Is an earnings recession inevitable and if so, how long will it impact investment markets?

July saw something of a recovery in investment markets with the all ords improving by more than 5% from its low in June.

Whilst this was good news, in light of all the headlines around inflation and rising interest rates, it’s far too early to tell whether the recovery is sustainable.

In fact, the headlines have moved on from whether the rapidly increasing interest rates will cause a recession, to if there is a recession (particularly in the states), will it cause an earnings recession. That is, will company profits start to shrink and in doing so, prolong the current period of volatility.

Interestingly, it was only a few weeks ago that punters were suggesting that if the U.S. Federal Reserve were to raise interest rates by 0.75%, then markets would drop even further. Well they did just that last week, and the markets saw it as a positive sign, and had a couple of very strong days thereafter.

The significance is that markets have become seemingly more resilient of late and strong action by the fed – a 0.75% rise in interest rates – is now perceived as responsible and necessary.

There is also a perception (and that’s all it is at this time) that inflation has peaked and will start to drift down over the course of the next few months.

Now that may well be the case, but the potential damage to company earnings may already be in train. And company earnings are one of the main drivers of share markets. The damage being that some of the economic data coming through, has recently turned negative. Economic growth has slowed, consumer confidence has dropped and existing home sales have dropped.

However, it isn’t all bad news. J.P. Morgan, the U.S. investment house, recently posted an article showing the median return from investment markets, following a recession. The return on the whole was quite positive, despite a decline in earnings during the recession and immediately following.

It’s hard to explain why this might be the case, except markets do tend to look forward. And the Fed’s action to raise interest rates so aggressively, might be seen as positive for the longer term. Short term pain for long term gain.

So whilst initial criticism that the Fed were a little late to the party in raising interest rates, they would appear to have made up for it in the last couple of months and markets have responded positively.

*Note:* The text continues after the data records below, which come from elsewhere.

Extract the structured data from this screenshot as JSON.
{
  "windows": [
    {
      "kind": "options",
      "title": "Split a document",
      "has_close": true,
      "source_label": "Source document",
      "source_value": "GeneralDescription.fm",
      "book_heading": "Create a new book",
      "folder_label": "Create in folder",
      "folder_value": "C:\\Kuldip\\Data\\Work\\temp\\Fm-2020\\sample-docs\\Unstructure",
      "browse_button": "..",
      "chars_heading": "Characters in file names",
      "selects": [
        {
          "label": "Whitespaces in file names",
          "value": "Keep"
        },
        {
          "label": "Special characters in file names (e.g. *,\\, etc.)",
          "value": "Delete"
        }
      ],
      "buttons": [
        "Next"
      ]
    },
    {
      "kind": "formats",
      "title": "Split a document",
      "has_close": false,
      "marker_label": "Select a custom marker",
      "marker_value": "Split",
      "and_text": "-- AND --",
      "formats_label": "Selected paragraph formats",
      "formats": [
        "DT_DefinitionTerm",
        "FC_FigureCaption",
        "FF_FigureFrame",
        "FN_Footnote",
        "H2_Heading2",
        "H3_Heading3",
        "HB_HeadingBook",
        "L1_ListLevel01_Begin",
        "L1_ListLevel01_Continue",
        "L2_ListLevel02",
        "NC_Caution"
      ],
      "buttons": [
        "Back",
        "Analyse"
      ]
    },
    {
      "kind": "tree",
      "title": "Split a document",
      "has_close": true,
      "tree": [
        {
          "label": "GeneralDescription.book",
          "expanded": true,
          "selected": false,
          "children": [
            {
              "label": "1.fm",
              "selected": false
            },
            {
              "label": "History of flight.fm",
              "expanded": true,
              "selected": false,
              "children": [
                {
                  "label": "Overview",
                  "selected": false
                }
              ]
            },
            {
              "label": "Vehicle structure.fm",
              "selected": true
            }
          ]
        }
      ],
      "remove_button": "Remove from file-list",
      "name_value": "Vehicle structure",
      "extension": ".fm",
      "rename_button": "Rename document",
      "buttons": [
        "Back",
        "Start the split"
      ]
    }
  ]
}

However, it’s hard to say whether the markets will continue to improve from here, or whether the trend of declining company earnings will produce further volatility. J.P. Morgan’s view is that history is no indication of the future but it does have some relevance. Whilst they posit that there might be an economic recession, they do not expect there to be an earnings recession. Which, assuming they are right, and history is on their side, might be the catalyst to turn markets around.